Occasionally, parallel strands of technological development come together to yield unanticipated benefits in areas for which the technology was not specifically designed. Think of advances in the textile industry, during the Industrial Revolution. Or the genius of microwave popcorn.
In this first of a two-part report, we’ll be looking at how the development of self-educating algorithms is combining with the emergence of cloud technology as the new medium for data storage and application delivery, to make it possible for network infrastructures to essentially manage themselves, in the near future.
Managing Big Data
We’ve heard a lot in the industry press and the general media, about Big Data: the humongous volumes of structured and largely unstructured information gathered through corporate networks, purchasing chains, biometric recordings, time-tracking and location data, online activities, and any number of other sources with which people interact.
Gathering information is only part of the picture. As Business Intelligence (BI) analysts have come to realise, it’s necessary to perform complex, continuous, and in some cases counter-intuitive analytical processes on Big Data, in order to extract valuable insights from it. And to meet this challenge, conventional software tools and human intelligence simply aren’t enough.
Not Managing Big Hardware
What’s emerged as standard wisdom is that Big Data requires Big Compute: processing power that’s of a comparably large scale – and often distributed – to cope with the sheer volumes of information and analytical operations.
The industry standard Hadoop analytics platform goes some way towards easing this burden. Its trademark stacks and MapReduce allow data analysis to be spread over a large array of cheap generic servers, in a batch-oriented system that reduces some of the donkey work, but doesn’t do so well with real-time functions such as stream processing, interactive applications, or more complex analyses.
At this point, the Cloud comes into the picture, to assist in coping with the scale of what’s involved. Cloud-based infrastructures have emerged, with remotely hosted banks of servers, computational resources and software for data storage and analysis – with the multiplication factor allowing for the processing power needed to accommodate the multiplying number of data sources.
Adding IoT to the Mix
And with the emergence of the Internet of Things or IoT, those data sources just keep coming. Performance-tracking wearables, smart household appliances, communicative self-driving vehicles, consumables that can tell you what they contain, and where they are – the pool of potentially insightful data is set to grow, rather than diminish. Some figures suggest that the equivalent of the entire Google search engine’s worth of data is being created every four days.

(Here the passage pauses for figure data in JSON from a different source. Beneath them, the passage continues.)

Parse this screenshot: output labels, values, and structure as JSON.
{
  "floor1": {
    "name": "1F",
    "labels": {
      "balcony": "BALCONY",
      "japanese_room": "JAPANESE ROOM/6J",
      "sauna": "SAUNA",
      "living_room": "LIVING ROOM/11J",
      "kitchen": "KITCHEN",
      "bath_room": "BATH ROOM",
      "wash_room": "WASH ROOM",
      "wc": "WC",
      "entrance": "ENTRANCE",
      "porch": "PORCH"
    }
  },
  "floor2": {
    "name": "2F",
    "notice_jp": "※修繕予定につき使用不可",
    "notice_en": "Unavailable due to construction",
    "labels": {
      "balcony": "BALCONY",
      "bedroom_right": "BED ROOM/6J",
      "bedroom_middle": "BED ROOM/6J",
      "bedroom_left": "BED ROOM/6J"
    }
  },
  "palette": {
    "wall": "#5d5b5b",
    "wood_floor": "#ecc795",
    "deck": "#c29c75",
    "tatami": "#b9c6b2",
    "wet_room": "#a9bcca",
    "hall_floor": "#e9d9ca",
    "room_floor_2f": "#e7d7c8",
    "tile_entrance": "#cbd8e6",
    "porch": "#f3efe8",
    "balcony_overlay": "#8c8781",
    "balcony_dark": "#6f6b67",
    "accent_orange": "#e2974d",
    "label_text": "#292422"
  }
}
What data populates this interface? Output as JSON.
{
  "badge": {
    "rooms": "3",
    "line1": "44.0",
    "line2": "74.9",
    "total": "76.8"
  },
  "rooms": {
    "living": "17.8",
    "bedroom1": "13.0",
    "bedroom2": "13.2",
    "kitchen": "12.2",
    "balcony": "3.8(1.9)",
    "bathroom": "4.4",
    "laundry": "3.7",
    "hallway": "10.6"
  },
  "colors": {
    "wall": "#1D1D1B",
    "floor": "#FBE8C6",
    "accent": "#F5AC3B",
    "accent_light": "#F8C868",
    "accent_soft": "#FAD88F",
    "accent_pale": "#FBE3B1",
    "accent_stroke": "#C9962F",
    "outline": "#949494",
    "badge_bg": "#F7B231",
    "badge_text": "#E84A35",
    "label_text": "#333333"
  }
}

And the analytical tools required to extract value from it will need to step up their game, and become just as smart as the data sources that they’re analysing – or hopefully smarter.
A Dose of Intelligence
The evolving landscape of smart and responsive devices and technologies demands analytical processes and tools that lend themselves to observations and reactions at the human scale. Data analytics engines will need to be in memory, and in parallel with the data pools that they’re addressing. And analytics systems will have to perform iterations on a continuous basis, and be adaptive and responsive to change, themselves.
In essence, the new breed of analytics tools will need to be capable of learning.
Learning Machines
Machine learning is a term widely used in computer science and other disciplines, describing a process whereby low-level algorithms are employed to uncover patterns implicit within pools of data. It’s analogous to the process that occurs in human thought, where we learn from our life experiences, rather than from specific sets of lessons or instructions.
Information is fed into the system as classifiers, which are represented in some form of language that the computer can understand. Objective or scoring functions are applied to these classifiers, to evaluate them as good or bad. Then optimisation techniques are applied to the results, to isolate the highest scoring functions. These may then be carried forward as the basis of further decision-making action, on the part of the system.
It’s machines (systems and software), learning by inference or implication; the machine learning algorithms uncover the best ways to perform complex tasks by generalising from a learned database of examples. Generally speaking, the more data (examples) you have available, the bigger the range of complex tasks that may be performed. So, Big Data working in tandem with Machine Learning may provide analytics with a huge array of tools and techniques.
At the heart of a machine learning process is the system’s ability to make generalisations that go beyond the data in its initial training set. Though having a lot of data available helps, it’s not the crucial factor to a system’s performance. Rather, it is the range of features available to the system as a whole – and the way these features interact – that has the greatest impact on its ability to learn.
Looking Ahead
With their ability to adapt to changing conditions, and to respond to activities at the human scale (some in real time), learning machines are well placed to become the basis for analytics tools that can predict the logical outcome of certain sequences of observations and events, from their exploration, visualisation, modelling, querying, and retesting of the data to which they’re exposed.
This predictive analysis may not only extrapolate future outcomes from current information, but also uncover hidden issues or outcomes which may be inferred from known data sources.
It’s this predictive element that has great potential in the management of complex systems such as network infrastructures. And it’s infrastructure analytics using machine intelligence that will be the focus of the concluding part of this report.